DOG BREED CLASSIFICATION USING TRANSFER LEARNING :BEGINNERS GUIDE

This post Follows this repo

DATASET

Stanford Dog Dataset has around ~20 k images belonging to 120 classes and each image has an annotation associated with it.First Thought, No. of images per breed available for training data which is rough ~180 images, which is very less by the account of the Data required to train a Convolution Neural Net(CNN) classifier.

APPROACH

First I trained a CNN network From scratch but the accuracy was not acceptable given the liitle data per class.The notebook Illustrating the experiment can be foud here

Since amount of Data we have is a constraint we will use the concept of Transfer Learning ,which being said refers to technique that allows you to use the pretrained models on your own Dataset. Ihave usedusedVGG16,VGG16BN(VGG16 with Batch Normalisation) models . VGG16 is a Deep CNN trained over Imagenet Dataset which has around 1000 synsets .

As, very well described in the paper Visualizing and Understanding Convolutional Networks the Bottom Layers of a Convolutional Neural Net activates only with primitive features (colour,texture,shape…) so these features can be transferred to other applications as well .Here we replace the top Layers(Fully Connected Layers and the softmax layers) and freeze the rest Layers so that they are non trainiable.Also we will make use of Synthetic Imge Generation to take into account the randomness of the images.

Setting up the dataset

Download the Dataset and extract ,crop the images with the help of annotaions provided . Now we split the Dataset into Training,Validation and Testing.This should be done carefully ensuring there is no class imbalance in various chunks.Dataset can be converted into tfRecords format as this allows faster input and output operations. I won’t be explainig that here,See this page for further references .You can use this Notebook for setting up the dataset which includes everything from downloading to making train,validation and test chunks.

TRAINING

First we use a CNN Network and train it over the training data it with the default parameters and Adam optimizer.

After 25 epochs:

Training Accuracy:94.07%
Test Accuracy:51.07%

Next we use Keras pretrained VGG16 model and replace the top with Fully connected layers and a softmax Layer of 120 units since we have 120 classes.Make Sure you preprocess the input image the very same way it is done in the VGG16 paper. Now since the Bottom layers are frozen ,To avoid unnecessary computaion we can pass the input images once and save the Bootleneck features (The output of the Last convulational layer) .These Bottleneck features are then fed into the top model and the network is trained.The Best Hyperparameters after tuning were :

Learning_rate:1e-4
Decay:.06

After 50 epochs:

Training Accuracy :97.8%
Test Accuracy:40.23%

This clearly shows a presence of large variance or overfitting which can be mitigated by the use of Batch Normalization, L2 penalty or Dropout.Further we make use of Dropout And Batch Normalization with the help of the model VGG16BN .So, these regularizations methods gave us an 4% increase in the Test Accuracy but our model still seems to overfit the training data by huge amounts.Now it’s time to deploy our Image Data Genertor . You can about this in deapth from here.

Learning Rate:0.0001

After 20 epochs :

Training Accyracy:88.23%
Test Accuracy:76.53%

PREDICTION USING YOLO

We trained our Data by cropping out the relevant part of the image using annotation files in Stanford dataset.Now while making prediction on a Random Image we can make use Of Object Detection Algorithms like YOLO to locate the Bounding Box of a Dog in picture and then feed the cropped image to your model.

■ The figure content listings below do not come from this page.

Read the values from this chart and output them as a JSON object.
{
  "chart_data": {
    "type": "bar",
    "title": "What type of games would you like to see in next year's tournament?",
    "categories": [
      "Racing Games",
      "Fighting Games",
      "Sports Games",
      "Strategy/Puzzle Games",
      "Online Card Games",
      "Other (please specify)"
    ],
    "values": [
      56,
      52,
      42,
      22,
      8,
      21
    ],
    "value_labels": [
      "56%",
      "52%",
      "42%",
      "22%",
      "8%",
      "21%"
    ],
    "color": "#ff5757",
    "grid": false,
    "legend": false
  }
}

Caution: The effect of Object Detection Algorithm on prediction accuarcy of the model depends on the Accuracy of YOLO
To Test the Accuracy Of Yolo ,we can make use of Annotaions in the Dataset images and Bounding Boxes obtained by the YOLO algorithm .
Accuracy Metric:INTERSECTION OVER UNION OF THE TWO BOXES

Notebook Depicting the implemntation of YOLO with NON-max Supression can be found in the GitHub Repo.

ERROR ANAlYSIS

Aah!! Let’s see where our model is getting wrong . We can do this by generating a Plotting a Confusion matrix like this:

CONFUSION PLOT

This doesn’t Look very clear so it’s very difficult to Visualise anything .Let’s see the top 30 misclassified pair of breeds.

Top 30 misclassified pair of Breeds.

As it can be seen, the pair ‘Silky Terrier / Yorkshire Terrier’ is the absolute leader in terms of misclassification which does make sense if we look into how these two breeds of dogs look like:

SILKY TRIER(image taken from Google )
Yorkshire Terrier(Image taken from Google)

This looks like the Optimal Bayes error rate which is Human in this case is itself very low because even humans confuse in this.For more details see this article

CONCLUSION

We see how can achieve a train a Decent model with even modicum data with the Help of Transfer learning.

Future Work:
Try out Different Pre-Tained models like Inception V3 Or Resnet.